Hartz's point is brilliant although his history is inaccurate in several ways. The point is that the corporation became a vehicle for individual achievement. But through a process of increasing government support as well as economies of scale and foreign trade advantages, the corporation became ever-increasing in size. Rather than demand that corporations prove themselves in the market, the Progressive era established exponentially greater supports for big business. This enhanced support had a range of economic and social effects. One of these was an attack on the achievement motive through credentialism, regulatory obstacles to new enterprise ideas, and the inheritance tax, which excludes the economic elite through the institute of family trusts, restricting the inter-generational evolution of family firms.

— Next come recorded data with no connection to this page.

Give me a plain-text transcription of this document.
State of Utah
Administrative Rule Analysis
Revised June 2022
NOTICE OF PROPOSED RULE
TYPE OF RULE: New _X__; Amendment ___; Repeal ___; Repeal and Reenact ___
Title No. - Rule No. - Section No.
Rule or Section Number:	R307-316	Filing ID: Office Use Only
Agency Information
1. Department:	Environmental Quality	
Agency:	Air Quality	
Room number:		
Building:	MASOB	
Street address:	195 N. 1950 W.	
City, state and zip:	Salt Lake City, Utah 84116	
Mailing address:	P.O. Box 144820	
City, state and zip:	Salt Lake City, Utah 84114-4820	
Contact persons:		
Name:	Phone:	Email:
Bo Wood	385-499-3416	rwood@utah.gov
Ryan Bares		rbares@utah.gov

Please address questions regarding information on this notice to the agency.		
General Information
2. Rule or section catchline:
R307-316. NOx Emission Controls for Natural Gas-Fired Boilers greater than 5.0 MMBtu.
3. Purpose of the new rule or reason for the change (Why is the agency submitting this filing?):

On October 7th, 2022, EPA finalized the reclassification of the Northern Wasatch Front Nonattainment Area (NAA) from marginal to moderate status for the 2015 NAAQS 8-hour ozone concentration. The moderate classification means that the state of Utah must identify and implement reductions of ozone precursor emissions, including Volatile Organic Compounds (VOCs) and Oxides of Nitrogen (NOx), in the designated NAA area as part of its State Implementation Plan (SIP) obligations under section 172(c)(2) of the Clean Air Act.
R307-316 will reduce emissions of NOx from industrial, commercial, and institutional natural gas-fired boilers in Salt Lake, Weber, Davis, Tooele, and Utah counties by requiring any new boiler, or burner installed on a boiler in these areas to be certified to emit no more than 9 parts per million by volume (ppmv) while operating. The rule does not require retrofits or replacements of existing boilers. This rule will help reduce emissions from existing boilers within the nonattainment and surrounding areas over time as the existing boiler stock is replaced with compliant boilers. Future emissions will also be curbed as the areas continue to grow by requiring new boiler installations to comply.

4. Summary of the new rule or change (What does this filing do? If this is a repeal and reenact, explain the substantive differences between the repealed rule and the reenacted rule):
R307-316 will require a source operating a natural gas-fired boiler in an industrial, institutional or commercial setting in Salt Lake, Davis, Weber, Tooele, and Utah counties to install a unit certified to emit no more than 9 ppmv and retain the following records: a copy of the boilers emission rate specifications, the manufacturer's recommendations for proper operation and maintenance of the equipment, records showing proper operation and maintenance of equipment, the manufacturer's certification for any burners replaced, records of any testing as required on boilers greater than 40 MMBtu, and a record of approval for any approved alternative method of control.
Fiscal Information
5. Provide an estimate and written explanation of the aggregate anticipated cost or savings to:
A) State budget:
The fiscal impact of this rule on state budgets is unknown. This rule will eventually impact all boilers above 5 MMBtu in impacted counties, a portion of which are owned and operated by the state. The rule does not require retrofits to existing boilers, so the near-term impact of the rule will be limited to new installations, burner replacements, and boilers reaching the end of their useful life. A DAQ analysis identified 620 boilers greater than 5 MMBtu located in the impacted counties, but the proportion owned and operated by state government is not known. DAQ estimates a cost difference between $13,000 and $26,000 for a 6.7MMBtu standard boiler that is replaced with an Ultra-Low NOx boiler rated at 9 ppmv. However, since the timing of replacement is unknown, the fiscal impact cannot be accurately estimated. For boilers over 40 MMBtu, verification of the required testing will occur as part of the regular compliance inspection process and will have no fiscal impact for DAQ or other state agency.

*Louis Hartz, "Government-Business Relations" in Economic Change in the Civil War Era: Proceedings of a Conference on American Institutional Change, 1850-1873, and the Impact of the Civil War Held March 12-14 1964. David T. Gilchrist and W. David Lewis, editors. Greenville, Delaware: Eleutherian Mills-Hagley Foundation.

2 comments:

intlprof said...

Enjoyable, thoughtful piece.. it can be strengthened by perusing the Achivement Motive lit, in psych.

Ron
International Professors Project

Mitchell Langbert said...

Thanks, Ron. I'm hoping to develop this concept into part of a book.